Ayant énormément apprécié son premier ouvrage, Le festin du lézard, j’avais hâte de retrouver la plume de Florence Herrlemann, auteure que je vous avais mieux fait connaitre il y a deux ans. Allait-elle transformer l’essai? Allais-je être déçu? Autant de questions, d’anxiété que d’impatience… en partie gommés par le nom de l’éditeur du futur ouvrage.

L’appartement du dessous sort aujourd’hui, mercredi 27 février, aux Editions Albin Michel. Et…

« Un jour vous saurez, je vous le promets… »

Hectorine et Sarah entretiennent une « répondance », joli terme évoquant la correspondance intergénérationnelle entre ces deux voisines d’immeuble. La première va sur ses 104 ans et habite ici depuis plus d’un demi-siècle. La seconde, jeune active, vient d’emménager dans l’appartement de sa grand-mère. Tout les sépare en apparence.

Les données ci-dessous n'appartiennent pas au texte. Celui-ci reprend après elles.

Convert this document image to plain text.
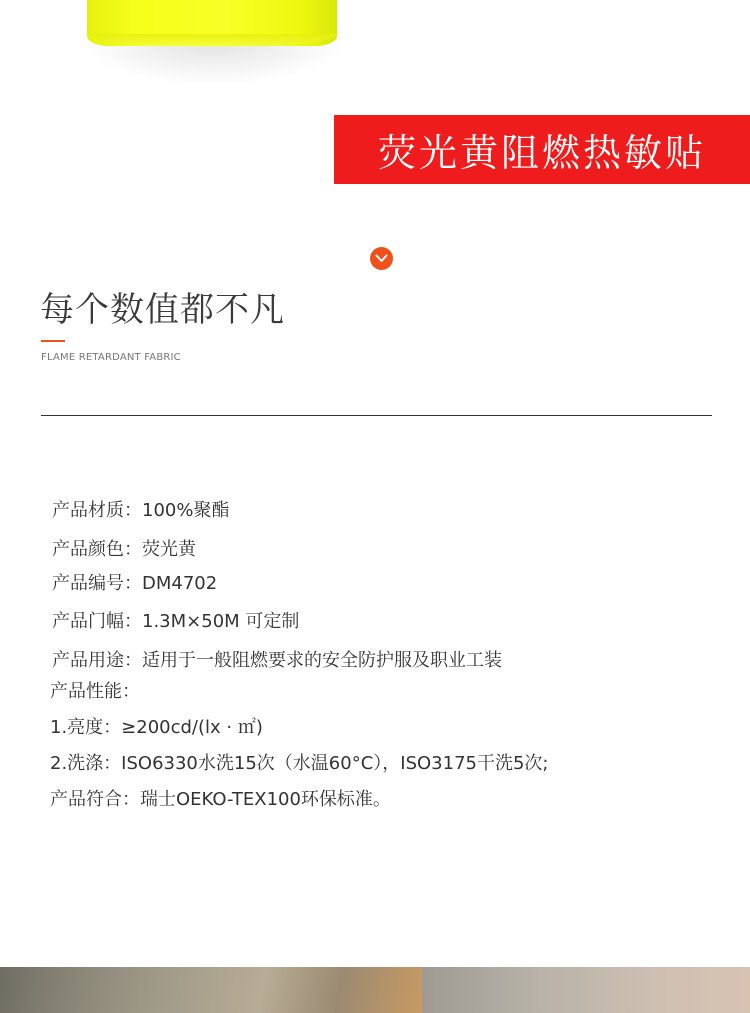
荧光黄阻燃热敏贴
每个数值都不凡
FLAME RETARDANT FABRIC
产品材质：100%聚酯
产品颜色：荧光黄
产品编号：DM4702
产品门幅：1.3M×50M 可定制
产品用途：适用于一般阻燃要求的安全防护服及职业工装
产品性能：
1.亮度：≥200cd/(lx · ㎡)
2.洗涤：ISO6330水洗15次（水温60°C），ISO3175干洗5次;
产品符合：瑞士OEKO-TEX100环保标准。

« Entretiennent » est d’ailleurs un mot trop fort tant Hectorine semble « imposer ses lettres » à sa jeune voisine du dessus. Elles sont empreintes de secrets et de mystères. En dire sans trop en dire, mêler la petite anecdote à l’Histoire, le temps présent au passé douloureux… Que cache-t-elle? Que lui est-il arrivé? Pourquoi diantre écrit-elle à Sarah? Comment va réagir cette dernière?

Je vous laisse découvrir…

« Il est des combats déjà vains. Quand tout devient sombre, quand on ne saisit plus réellement le sens de l’existence, il est bon de savoir s’arrêter. Ne plus penser à rien d’autre qu’à l’instant présent. Respirer lentement et se dire qu’une seule chose importe, le souffle qui se propage jusque dans chaque extrémité de notre corps, la présence à nous même, maintenant, à cet instant précis. Et vous vous rendrez compte alors que votre respiration absorbe le passé et l’avenir, les regrets et les peurs, et qu’elle vous fait goûter à l’éternité, parce que, justement, elle est hors du temps! »

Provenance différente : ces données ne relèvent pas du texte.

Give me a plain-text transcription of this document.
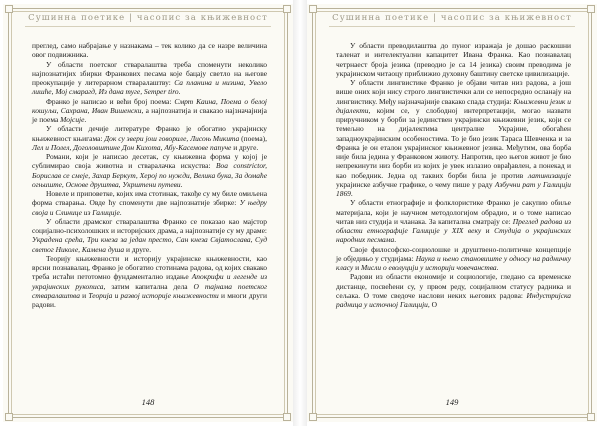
Сушинна поетике | часопис за књижевност

преглед, само набрајање у назнакама – тек колико да се назре величина овог подвижника.

У области поетског стваралаштва треба споменути неколико најпознатијих збирки Франкових песама које бацају светло на његове преокупације у литерарном стваралаштву: Са планина и низина, Увело лишће, Мој смарагд, Из дана туге, Semper tiro.

Франко је написао и већи број поема: Смрт Каина, Поема о белој кошуљи, Сахрана, Иван Вишенски, а најпознатија и сваказо најзначајнија је поема Мојсије.

У области дечије литературе Франко је обогатио украјинску књижевност књигама: Док су звери још говориле, Лисоњ Микита (поема), Лел и Полел, Доголовштине Дон Кихота, Абу-Касемове папуче и друге.

Романи, који је написао десетак, су књижевна форма у којој је сублимирао своја животна и стваралачка искуства: Воа constrictor, Борислав се смеје, Захар Беркут, Херој по нужди, Велика бука, За домаће огњиште, Основе друштва, Укрштени путеви.

Новеле и приповетке, којих има стотинак, такође су му биле омиљена форма стварања. Овде ћу споменути две најпознатије збирке: У њедру своја и Слинице из Галиције.

У области драмског стваралаштва Франко се показао као мајстор социјално-психолошких и историјских драма, а најпознатије су му драме: Украдена срећа, Три кнеза за један престо, Сан кнеза Свјатослава, Суд светог Николе, Камена душа и друге.

Теорију књижевности и историју украјинске књижевности, као врсни познавалац, Франко је обогатио стотинама радова, од којих свакако треба истаћи петотомно фундаментално издање Апокрифи и легенде из украјинских рукописа, затим капитална дела О тајнама поетског стваралаштва и Теорија и развој историје књижевности и многи други радови.

148
Сушинна поетике | часопис за књижевност

У области преводилаштва до пуног изражаја је дошао раскошни таленат и интелектуални капацитет Ивана Франка. Као познавалац четрнаест бројa језика (преводио је са 14 језика) своим преводима је украјинском читаоцу приближио духовну баштину светске цивилизације.

У области лингвистике Франко је објави читав низ радова, а још више оних који нису строго лингвистички али се непосредно осланају на лингвистику. Међу најзначајније свакако спада студија: Књижевни језик и дијалекти, којим се, у слободној интерпретацији, могао назвати приручником у борби за јединствен украјински књижевни језик, који се темељно на дијалектима централне Украјине, обогаћен западноукрајинским особеностима. То је био језик Тараса Шевченка и за Франка је он еталон украјинског књижевног језика. Међутим, ова борба није била једина у Франковом животу. Напротив, цео његов живот је био непрекинути низ борби из којих је увек излазио оврађавлен, а понекад и као победник. Једна од таквих борби била је против латинизације украјинске азбучне графике, о чему пише у раду Азбучни рат у Галицији 1869.

У области етнографије и фолклористике Франко је сакупио обиље материјала, који је научном методологијом обрадио, и о томе написао читав низ студија и чланака. За капитална сматрају се: Преглед радова из области етнографије Галиције у XIX веку и Студија о украјинских народних песмама.

Своје философско-социолошке и друштвено-политичке концепције је обједињо у студијама: Наука и њено становиште у односу на радничку класу и Мисли о еволуцији у историји човечанства.

Радови из области економије и социологије, гледано са временске дистанце, посвећени су, у првом реду, социјалном статусу радника и сељака. О томе сведоче наслови неких његових радова: Индустријска радница у источној Галицији, О

149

Comment ne pas s’attacher aux personnages!  A Hectorine tout d’abord, cette mère, grand-mère, coach à l’esprit si vif et organisé. D’aucuns la diraient manipulatrice, machiavélique ou folle, d’autres très organisée et méthodique… Au fur et à mesure des lettres, on s’aperçoit qu’elle est totalement lucide et sait parfaitement où elle veut en venir. Bluffant! Elle se donne le temps, elle fait languir sa correspondante, tout en lui livrant petit à petit des secrets, des conseils, des leçons de vie… Prendre son temps, se libérer des contraintes, vivre au jour le jour. Belle leçons de vie… petit clin d’œil à la madeleine trempée dans le thé aux agrumes et non le coca cher Olivier Liron 😉

« J’hésitais à vous répondre. Je sais que vous refusez de me voir. […] Oui, j’ai bien compris que vous cherchiez à m’imposer votre mode de communication. Là encore, grosse interrogation. De toute façon, je n’ai pas le temps, et honnêtement ce n’est pas mon truc. »

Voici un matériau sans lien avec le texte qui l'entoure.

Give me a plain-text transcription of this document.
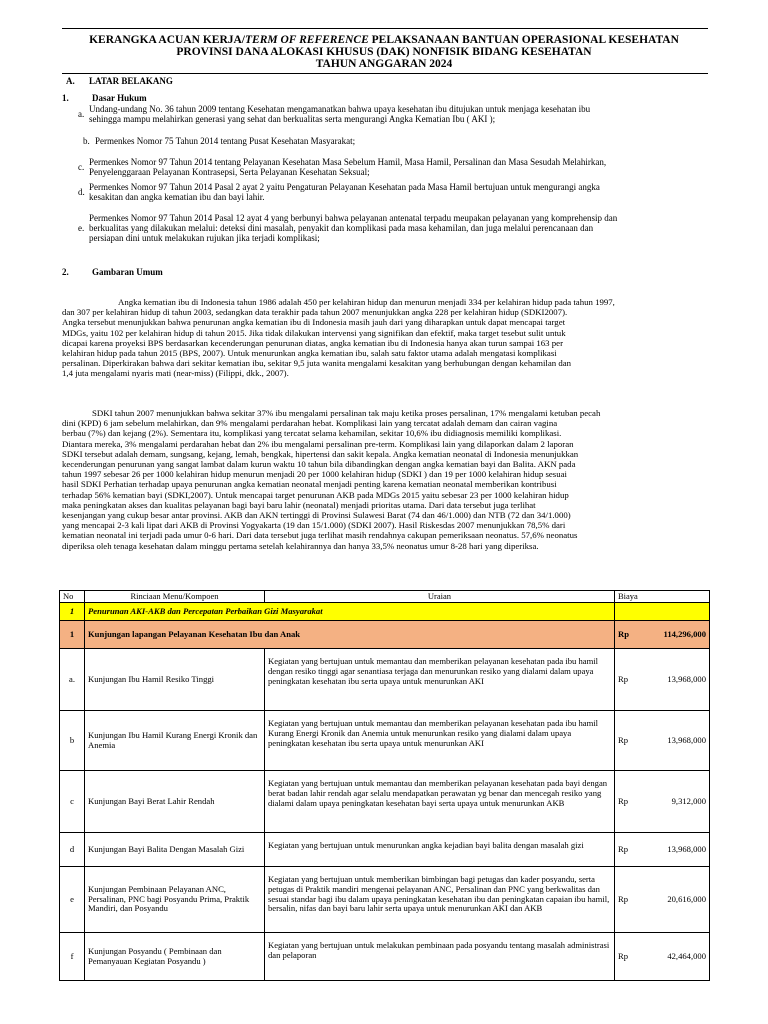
KERANGKA ACUAN KERJA/TERM OF REFERENCE PELAKSANAAN BANTUAN OPERASIONAL KESEHATAN
PROVINSI DANA ALOKASI KHUSUS (DAK) NONFISIK BIDANG KESEHATAN
TAHUN ANGGARAN 2024
A. LATAR BELAKANG
1.	Dasar Hukum
a.
Undang-undang No. 36 tahun 2009 tentang Kesehatan mengamanatkan bahwa upaya kesehatan ibu ditujukan untuk menjaga kesehatan ibu
sehingga mampu melahirkan generasi yang sehat dan berkualitas serta mengurangi Angka Kematian Ibu ( AKI );
b. Permenkes Nomor 75 Tahun 2014 tentang Pusat Kesehatan Masyarakat;
c.
Permenkes Nomor 97 Tahun 2014 tentang Pelayanan Kesehatan Masa Sebelum Hamil, Masa Hamil, Persalinan dan Masa Sesudah Melahirkan,
Penyelenggaraan Pelayanan Kontrasepsi, Serta Pelayanan Kesehatan Seksual;
d.
Permenkes Nomor 97 Tahun 2014 Pasal 2 ayat 2 yaitu Pengaturan Pelayanan Kesehatan pada Masa Hamil bertujuan untuk mengurangi angka
kesakitan dan angka kematian ibu dan bayi lahir.
e.
Permenkes Nomor 97 Tahun 2014 Pasal 12 ayat 4 yang berbunyi bahwa pelayanan antenatal terpadu meupakan pelayanan yang komprehensip dan
berkualitas yang dilakukan melalui: deteksi dini masalah, penyakit dan komplikasi pada masa kehamilan, dan juga melalui perencanaan dan
persiapan dini untuk melakukan rujukan jika terjadi komplikasi;
2.	Gambaran Umum
Angka kematian ibu di Indonesia tahun 1986 adalah 450 per kelahiran hidup dan menurun menjadi 334 per kelahiran hidup pada tahun 1997,
dan 307 per kelahiran hidup di tahun 2003, sedangkan data terakhir pada tahun 2007 menunjukkan angka 228 per kelahiran hidup (SDKI2007).
Angka tersebut menunjukkan bahwa penurunan angka kematian ibu di Indonesia masih jauh dari yang diharapkan untuk dapat mencapai target
MDGs, yaitu 102 per kelahiran hidup di tahun 2015. Jika tidak dilakukan intervensi yang signifikan dan efektif, maka target tesebut sulit untuk
dicapai karena proyeksi BPS berdasarkan kecenderungan penurunan diatas, angka kematian ibu di Indonesia hanya akan turun sampai 163 per
kelahiran hidup pada tahun 2015 (BPS, 2007). Untuk menurunkan angka kematian ibu, salah satu faktor utama adalah mengatasi komplikasi
persalinan. Diperkirakan bahwa dari sekitar kematian ibu, sekitar 9,5 juta wanita mengalami kesakitan yang berhubungan dengan kehamilan dan
1,4 juta mengalami nyaris mati (near-miss) (Filippi, dkk., 2007).
SDKI tahun 2007 menunjukkan bahwa sekitar 37% ibu mengalami persalinan tak maju ketika proses persalinan, 17% mengalami ketuban pecah
dini (KPD) 6 jam sebelum melahirkan, dan 9% mengalami perdarahan hebat. Komplikasi lain yang tercatat adalah demam dan cairan vagina
berbau (7%) dan kejang (2%). Sementara itu, komplikasi yang tercatat selama kehamilan, sekitar 10,6% ibu didiagnosis memiliki komplikasi.
Diantara mereka, 3% mengalami perdarahan hebat dan 2% ibu mengalami persalinan pre-term. Komplikasi lain yang dilaporkan dalam 2 laporan
SDKI tersebut adalah demam, sungsang, kejang, lemah, bengkak, hipertensi dan sakit kepala. Angka kematian neonatal di Indonesia menunjukkan
kecenderungan penurunan yang sangat lambat dalam kurun waktu 10 tahun bila dibandingkan dengan angka kematian bayi dan Balita. AKN pada
tahun 1997 sebesar 26 per 1000 kelahiran hidup menurun menjadi 20 per 1000 kelahiran hidup (SDKI ) dan 19 per 1000 kelahiran hidup sesuai
hasil SDKI Perhatian terhadap upaya penurunan angka kematian neonatal menjadi penting karena kematian neonatal memberikan kontribusi
terhadap 56% kematian bayi (SDKI,2007). Untuk mencapai target penurunan AKB pada MDGs 2015 yaitu sebesar 23 per 1000 kelahiran hidup
maka peningkatan akses dan kualitas pelayanan bagi bayi baru lahir (neonatal) menjadi prioritas utama. Dari data tersebut juga terlihat
kesenjangan yang cukup besar antar provinsi. AKB dan AKN tertinggi di Provinsi Sulawesi Barat (74 dan 46/1.000) dan NTB (72 dan 34/1.000)
yang mencapai 2-3 kali lipat dari AKB di Provinsi Yogyakarta (19 dan 15/1.000) (SDKI 2007). Hasil Riskesdas 2007 menunjukkan 78,5% dari
kematian neonatal ini terjadi pada umur 0-6 hari. Dari data tersebut juga terlihat masih rendahnya cakupan pemeriksaan neonatus. 57,6% neonatus
diperiksa oleh tenaga kesehatan dalam minggu pertama setelah kelahirannya dan hanya 33,5% neonatus umur 8-28 hari yang diperiksa.
No	Rinciaan Menu/Kompoen	Uraian	Biaya
1	Penurunan AKI-AKB dan Percepatan Perbaikan Gizi Masyarakat		
1	Kunjungan lapangan Pelayanan Kesehatan Ibu dan Anak		Rp 114,296,000

a.	Kunjungan Ibu Hamil Resiko Tinggi	Kegiatan yang bertujuan untuk memantau dan memberikan pelayanan kesehatan pada ibu hamil dengan resiko tinggi agar senantiasa terjaga dan menurunkan resiko yang dialami dalam upaya peningkatan kesehatan ibu serta upaya untuk menurunkan AKI	Rp 13,968,000

b	Kunjungan Ibu Hamil Kurang Energi Kronik dan Anemia	Kegiatan yang bertujuan untuk memantau dan memberikan pelayanan kesehatan pada ibu hamil Kurang Energi Kronik dan Anemia untuk menurunkan resiko yang dialami dalam upaya peningkatan kesehatan ibu serta upaya untuk menurunkan AKI	Rp 13,968,000

c	Kunjungan Bayi Berat Lahir Rendah	Kegiatan yang bertujuan untuk memantau dan memberikan pelayanan kesehatan pada bayi dengan berat badan lahir rendah agar selalu mendapatkan perawatan yg benar dan mencegah resiko yang dialami dalam upaya peningkatan kesehatan bayi serta upaya untuk menurunkan AKB	Rp 9,312,000

d	Kunjungan Bayi Balita Dengan Masalah Gizi	Kegiatan yang bertujuan untuk menurunkan angka kejadian bayi balita dengan masalah gizi	Rp 13,968,000

e	Kunjungan Pembinaan Pelayanan ANC, Persalinan, PNC bagi Posyandu Prima, Praktik Mandiri, dan Posyandu	Kegiatan yang bertujuan untuk memberikan bimbingan bagi petugas dan kader posyandu, serta petugas di Praktik mandiri mengenai pelayanan ANC, Persalinan dan PNC yang berkwalitas dan sesuai standar bagi ibu dalam upaya peningkatan kesehatan ibu dan peningkatan capaian ibu hamil, bersalin, nifas dan bayi baru lahir serta upaya untuk menurunkan AKI dan AKB	Rp 20,616,000

f	Kunjungan Posyandu ( Pembinaan dan Pemanyauan Kegiatan Posyandu )	Kegiatan yang bertujuan untuk melakukan pembinaan pada posyandu tentang masalah administrasi dan pelaporan	Rp 42,464,000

De même, Sarah ne laisse pas indifférent. Elle évolue au fur et à mesure des chapitres. Si au départ elle est réfractaire et irritée par ce manège (elle se sent épiée, forcée, prisonnière), elle finit par se prendre au jeu. Elle répond, fait des courses pour Hectorine, s’inquiète pour elle, lui offre sa salle de bain pour qu’elle se délasse… mais également met en pratique ses conseils, se confie de plus en plus… jusqu’à l’addiction. La fin est magnifique, je vous laisse découvrir.

Les personnages secondaires sont également très bien dépeints et s’intègrent sans anicroches au récit. Eux aussi ne sont pas piqués des vers. On sourit régulièrement quand ceux-ci sont évoqués. Il y a des scènes géniales, très bien décrites, qui nous donnent l’impression de réellement les vivre.

« Comment était la mer? Portait-elle sa robe d’automne, étincelant d’éclats vert et gris? Vous a-t-elle raconté ce qu’elle charriait au plus profond de ses abimes? Qu’a-t-elle déposé sur le sable? A vos pieds? Vous a-t-elle fait don de ses murmures enchantés qu’elle brasse la nuit au clair de lune? »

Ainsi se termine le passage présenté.